On Tuesday, several S3 servers shut down. Amazon AWS rarely fails, but when it does, it takes down a lot of servers with it. This is exactly what happened in North Virginia (US-EAST-1) region. Amazon recently reported that the failure in AWS was a result of human error.
They recently wrote a blog post in which they mentioned that an employee was debugging an issue with the billing system. Suddenly, out of the blue servers started going offline. The figures kept rising before he realized there was a problem. This is what sparked off a domino effect taking down servers one after the other.
The post read –
“Removing a significant portion of the capacity caused each of these systems to require a full restart. While these subsystems were being restarted, S3 was unable to service requests. Other AWS services in the US-EAST-1 Region that rely on S3 for storage, including the S3 console, Amazon Elastic Compute Cloud (EC2) new instance launches, Amazon Elastic Block Store (EBS) volumes (when data was needed from an S3 snapshot), and AWS Lambda were also impacted while the S3 APIs were unavailable”
This mistake formed a huge part of the infrastructure. Therefore they made sure that people knew what went wrong. This move led them to clearly mention and explain what went wrong.

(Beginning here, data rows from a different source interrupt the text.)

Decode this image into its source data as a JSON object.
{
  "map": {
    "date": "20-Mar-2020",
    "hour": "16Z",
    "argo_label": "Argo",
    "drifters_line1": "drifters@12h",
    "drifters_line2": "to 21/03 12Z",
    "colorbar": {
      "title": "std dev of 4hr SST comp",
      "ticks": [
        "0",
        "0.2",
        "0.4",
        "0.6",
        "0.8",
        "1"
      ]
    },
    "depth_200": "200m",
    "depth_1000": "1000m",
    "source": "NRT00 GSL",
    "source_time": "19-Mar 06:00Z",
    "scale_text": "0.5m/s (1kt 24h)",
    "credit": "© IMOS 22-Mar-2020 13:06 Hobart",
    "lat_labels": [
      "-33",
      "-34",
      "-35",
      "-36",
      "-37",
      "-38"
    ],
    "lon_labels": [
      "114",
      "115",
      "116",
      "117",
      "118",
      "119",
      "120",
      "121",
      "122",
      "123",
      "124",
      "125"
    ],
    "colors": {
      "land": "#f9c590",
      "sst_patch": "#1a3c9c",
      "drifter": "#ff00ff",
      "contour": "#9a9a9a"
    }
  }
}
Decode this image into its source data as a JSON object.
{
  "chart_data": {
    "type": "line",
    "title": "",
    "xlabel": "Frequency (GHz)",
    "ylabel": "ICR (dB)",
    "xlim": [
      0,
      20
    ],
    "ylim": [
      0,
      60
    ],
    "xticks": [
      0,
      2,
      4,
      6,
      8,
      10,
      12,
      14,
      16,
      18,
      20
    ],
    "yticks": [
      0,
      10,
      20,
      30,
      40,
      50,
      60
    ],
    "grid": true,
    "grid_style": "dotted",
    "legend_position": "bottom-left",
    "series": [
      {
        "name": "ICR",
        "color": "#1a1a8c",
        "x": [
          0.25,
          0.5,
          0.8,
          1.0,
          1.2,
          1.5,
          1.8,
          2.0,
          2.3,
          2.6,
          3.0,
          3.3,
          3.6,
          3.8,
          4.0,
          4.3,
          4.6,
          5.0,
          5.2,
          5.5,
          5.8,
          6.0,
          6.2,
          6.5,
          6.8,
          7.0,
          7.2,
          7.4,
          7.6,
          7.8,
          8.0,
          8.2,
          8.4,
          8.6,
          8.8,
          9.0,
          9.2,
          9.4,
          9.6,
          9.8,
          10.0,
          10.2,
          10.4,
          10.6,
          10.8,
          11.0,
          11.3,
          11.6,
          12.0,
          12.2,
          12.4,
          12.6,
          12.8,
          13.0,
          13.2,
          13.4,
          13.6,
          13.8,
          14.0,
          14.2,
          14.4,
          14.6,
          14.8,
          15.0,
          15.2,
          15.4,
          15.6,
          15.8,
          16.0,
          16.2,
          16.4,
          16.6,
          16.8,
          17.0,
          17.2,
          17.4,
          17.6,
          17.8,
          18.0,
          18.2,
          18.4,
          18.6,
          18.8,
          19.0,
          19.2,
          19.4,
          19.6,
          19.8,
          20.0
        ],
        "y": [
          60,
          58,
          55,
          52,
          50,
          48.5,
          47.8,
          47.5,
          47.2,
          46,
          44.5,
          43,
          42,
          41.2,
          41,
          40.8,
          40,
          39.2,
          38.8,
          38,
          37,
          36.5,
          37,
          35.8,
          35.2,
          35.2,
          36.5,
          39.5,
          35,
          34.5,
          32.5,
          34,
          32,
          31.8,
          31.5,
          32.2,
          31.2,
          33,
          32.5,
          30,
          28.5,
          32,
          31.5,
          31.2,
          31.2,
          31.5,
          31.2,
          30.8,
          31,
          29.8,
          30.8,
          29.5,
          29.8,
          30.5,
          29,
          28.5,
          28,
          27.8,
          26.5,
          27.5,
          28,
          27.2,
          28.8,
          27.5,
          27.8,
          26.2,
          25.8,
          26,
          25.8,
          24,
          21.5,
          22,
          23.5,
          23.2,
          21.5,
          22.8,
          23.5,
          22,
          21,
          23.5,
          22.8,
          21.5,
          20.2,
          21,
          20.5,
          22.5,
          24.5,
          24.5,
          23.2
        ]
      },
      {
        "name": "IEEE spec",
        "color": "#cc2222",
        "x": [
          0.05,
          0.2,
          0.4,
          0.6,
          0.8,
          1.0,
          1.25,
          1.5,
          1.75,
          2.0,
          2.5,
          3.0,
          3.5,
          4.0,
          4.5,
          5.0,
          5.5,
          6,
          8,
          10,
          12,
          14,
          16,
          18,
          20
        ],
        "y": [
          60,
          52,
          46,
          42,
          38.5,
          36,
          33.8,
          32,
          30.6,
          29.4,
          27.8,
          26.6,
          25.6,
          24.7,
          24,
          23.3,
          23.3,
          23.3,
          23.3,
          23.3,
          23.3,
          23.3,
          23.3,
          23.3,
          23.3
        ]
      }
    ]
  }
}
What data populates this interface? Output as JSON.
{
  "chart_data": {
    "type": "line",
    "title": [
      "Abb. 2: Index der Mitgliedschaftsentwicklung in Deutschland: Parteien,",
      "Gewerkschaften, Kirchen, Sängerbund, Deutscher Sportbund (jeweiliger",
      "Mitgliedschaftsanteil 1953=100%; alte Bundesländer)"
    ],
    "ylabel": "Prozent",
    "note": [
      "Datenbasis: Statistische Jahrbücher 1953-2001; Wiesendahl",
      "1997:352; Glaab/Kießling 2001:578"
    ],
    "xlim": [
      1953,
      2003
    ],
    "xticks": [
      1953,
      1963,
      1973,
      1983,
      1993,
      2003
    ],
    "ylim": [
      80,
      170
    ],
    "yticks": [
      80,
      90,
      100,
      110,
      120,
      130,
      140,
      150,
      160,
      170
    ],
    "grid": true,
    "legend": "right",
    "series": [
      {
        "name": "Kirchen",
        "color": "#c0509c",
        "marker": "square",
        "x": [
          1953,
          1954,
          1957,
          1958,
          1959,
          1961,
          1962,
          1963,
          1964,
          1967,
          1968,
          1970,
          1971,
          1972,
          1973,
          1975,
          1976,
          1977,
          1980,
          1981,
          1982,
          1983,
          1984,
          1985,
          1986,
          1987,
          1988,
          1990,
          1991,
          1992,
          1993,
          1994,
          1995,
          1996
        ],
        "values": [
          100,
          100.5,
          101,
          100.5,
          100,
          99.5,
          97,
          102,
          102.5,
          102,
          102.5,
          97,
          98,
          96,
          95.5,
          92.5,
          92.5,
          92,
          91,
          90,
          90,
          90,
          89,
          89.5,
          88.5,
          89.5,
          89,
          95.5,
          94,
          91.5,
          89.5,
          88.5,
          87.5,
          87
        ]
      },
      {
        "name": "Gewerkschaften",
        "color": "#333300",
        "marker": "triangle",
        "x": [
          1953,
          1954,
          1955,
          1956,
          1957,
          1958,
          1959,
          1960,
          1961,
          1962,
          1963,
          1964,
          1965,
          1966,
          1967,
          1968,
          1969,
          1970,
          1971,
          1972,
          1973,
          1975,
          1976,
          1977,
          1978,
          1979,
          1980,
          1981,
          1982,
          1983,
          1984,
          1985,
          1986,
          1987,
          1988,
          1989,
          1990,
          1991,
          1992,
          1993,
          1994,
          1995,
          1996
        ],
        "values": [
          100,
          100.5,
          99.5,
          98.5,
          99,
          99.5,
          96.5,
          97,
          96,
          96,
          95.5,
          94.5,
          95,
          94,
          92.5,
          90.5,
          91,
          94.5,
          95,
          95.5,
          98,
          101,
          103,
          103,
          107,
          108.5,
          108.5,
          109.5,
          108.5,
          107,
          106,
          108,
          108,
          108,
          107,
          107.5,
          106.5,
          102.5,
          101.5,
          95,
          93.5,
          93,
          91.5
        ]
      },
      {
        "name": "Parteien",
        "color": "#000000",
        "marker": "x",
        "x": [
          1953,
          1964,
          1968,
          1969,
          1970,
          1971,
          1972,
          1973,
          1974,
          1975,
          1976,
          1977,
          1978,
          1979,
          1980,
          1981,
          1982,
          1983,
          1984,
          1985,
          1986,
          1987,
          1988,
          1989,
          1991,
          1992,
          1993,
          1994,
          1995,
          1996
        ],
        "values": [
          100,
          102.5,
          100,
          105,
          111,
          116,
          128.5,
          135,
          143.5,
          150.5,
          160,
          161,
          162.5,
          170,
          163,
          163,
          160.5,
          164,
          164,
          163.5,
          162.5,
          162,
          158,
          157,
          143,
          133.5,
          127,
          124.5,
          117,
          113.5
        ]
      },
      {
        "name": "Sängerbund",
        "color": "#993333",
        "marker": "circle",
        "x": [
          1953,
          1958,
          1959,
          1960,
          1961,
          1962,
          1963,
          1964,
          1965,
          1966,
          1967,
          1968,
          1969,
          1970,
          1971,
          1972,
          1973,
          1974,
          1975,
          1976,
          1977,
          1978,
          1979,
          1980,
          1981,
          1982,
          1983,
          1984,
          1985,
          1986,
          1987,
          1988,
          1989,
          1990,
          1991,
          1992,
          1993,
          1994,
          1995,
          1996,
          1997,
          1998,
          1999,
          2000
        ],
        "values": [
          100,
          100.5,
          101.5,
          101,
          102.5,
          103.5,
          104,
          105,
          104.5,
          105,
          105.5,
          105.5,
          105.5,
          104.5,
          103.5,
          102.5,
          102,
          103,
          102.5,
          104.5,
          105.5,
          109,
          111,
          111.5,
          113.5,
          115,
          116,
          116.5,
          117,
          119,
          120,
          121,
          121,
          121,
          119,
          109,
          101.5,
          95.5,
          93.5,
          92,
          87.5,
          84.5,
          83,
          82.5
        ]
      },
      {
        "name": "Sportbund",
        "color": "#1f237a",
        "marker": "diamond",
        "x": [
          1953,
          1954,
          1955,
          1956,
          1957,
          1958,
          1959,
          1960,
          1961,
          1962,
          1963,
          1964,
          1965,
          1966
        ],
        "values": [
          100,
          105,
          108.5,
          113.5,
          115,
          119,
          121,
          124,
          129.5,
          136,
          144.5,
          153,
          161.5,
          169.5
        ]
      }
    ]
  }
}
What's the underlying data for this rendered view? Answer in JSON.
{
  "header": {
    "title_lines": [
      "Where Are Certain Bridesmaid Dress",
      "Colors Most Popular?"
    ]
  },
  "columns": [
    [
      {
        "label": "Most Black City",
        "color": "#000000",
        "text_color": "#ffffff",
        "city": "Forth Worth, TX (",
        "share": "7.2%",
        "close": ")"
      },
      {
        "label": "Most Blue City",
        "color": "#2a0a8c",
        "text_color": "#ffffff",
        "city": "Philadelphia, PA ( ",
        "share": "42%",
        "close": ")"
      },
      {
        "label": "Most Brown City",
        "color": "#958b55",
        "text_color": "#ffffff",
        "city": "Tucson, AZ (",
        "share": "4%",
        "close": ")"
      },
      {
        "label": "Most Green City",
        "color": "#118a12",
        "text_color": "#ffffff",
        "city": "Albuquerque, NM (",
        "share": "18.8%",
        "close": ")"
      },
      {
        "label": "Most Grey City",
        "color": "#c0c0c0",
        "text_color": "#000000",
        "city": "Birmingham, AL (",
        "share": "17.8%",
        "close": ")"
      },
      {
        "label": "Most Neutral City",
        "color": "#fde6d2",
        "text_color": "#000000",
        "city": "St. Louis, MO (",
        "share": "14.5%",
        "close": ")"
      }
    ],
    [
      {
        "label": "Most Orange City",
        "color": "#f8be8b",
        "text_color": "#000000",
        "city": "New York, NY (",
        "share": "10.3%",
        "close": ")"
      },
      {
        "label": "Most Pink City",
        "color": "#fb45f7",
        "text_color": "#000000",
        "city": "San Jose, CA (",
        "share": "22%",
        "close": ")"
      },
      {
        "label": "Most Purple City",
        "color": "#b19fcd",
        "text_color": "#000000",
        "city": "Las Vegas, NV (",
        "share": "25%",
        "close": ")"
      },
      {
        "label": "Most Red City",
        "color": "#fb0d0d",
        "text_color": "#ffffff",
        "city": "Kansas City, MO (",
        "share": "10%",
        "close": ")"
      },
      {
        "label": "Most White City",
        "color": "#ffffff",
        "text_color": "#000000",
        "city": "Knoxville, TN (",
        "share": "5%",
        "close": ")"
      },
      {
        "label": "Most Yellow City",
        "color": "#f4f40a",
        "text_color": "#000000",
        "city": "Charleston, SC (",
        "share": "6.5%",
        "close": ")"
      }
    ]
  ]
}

It affected major websites including Quora, Business Insider, Slack and Securities, and Exchange Commission, etc.
Amazon further continued on AWS –
“Unfortunately, one of the inputs to the command was entered incorrectly, and a larger set of servers was removed than intended. The servers that were inadvertently removed supported two other S3 subsystems.”
The company also said that they are working on something to ensure that any human error in future does not cause such a widespread issue. The employees will be able to move the server capacity henceforth if all goes well. Then any error in programming will not impact largely.
Again, this is not the first time such a mistake has occurred. Back in 2011, Amazon faced a similar disruption in Eastern US region. At that time it was a four-day blackout. However, the Amazon AWS is reliable in general. It goes through disruptions only from time to time. It can happen to any cloud service provider.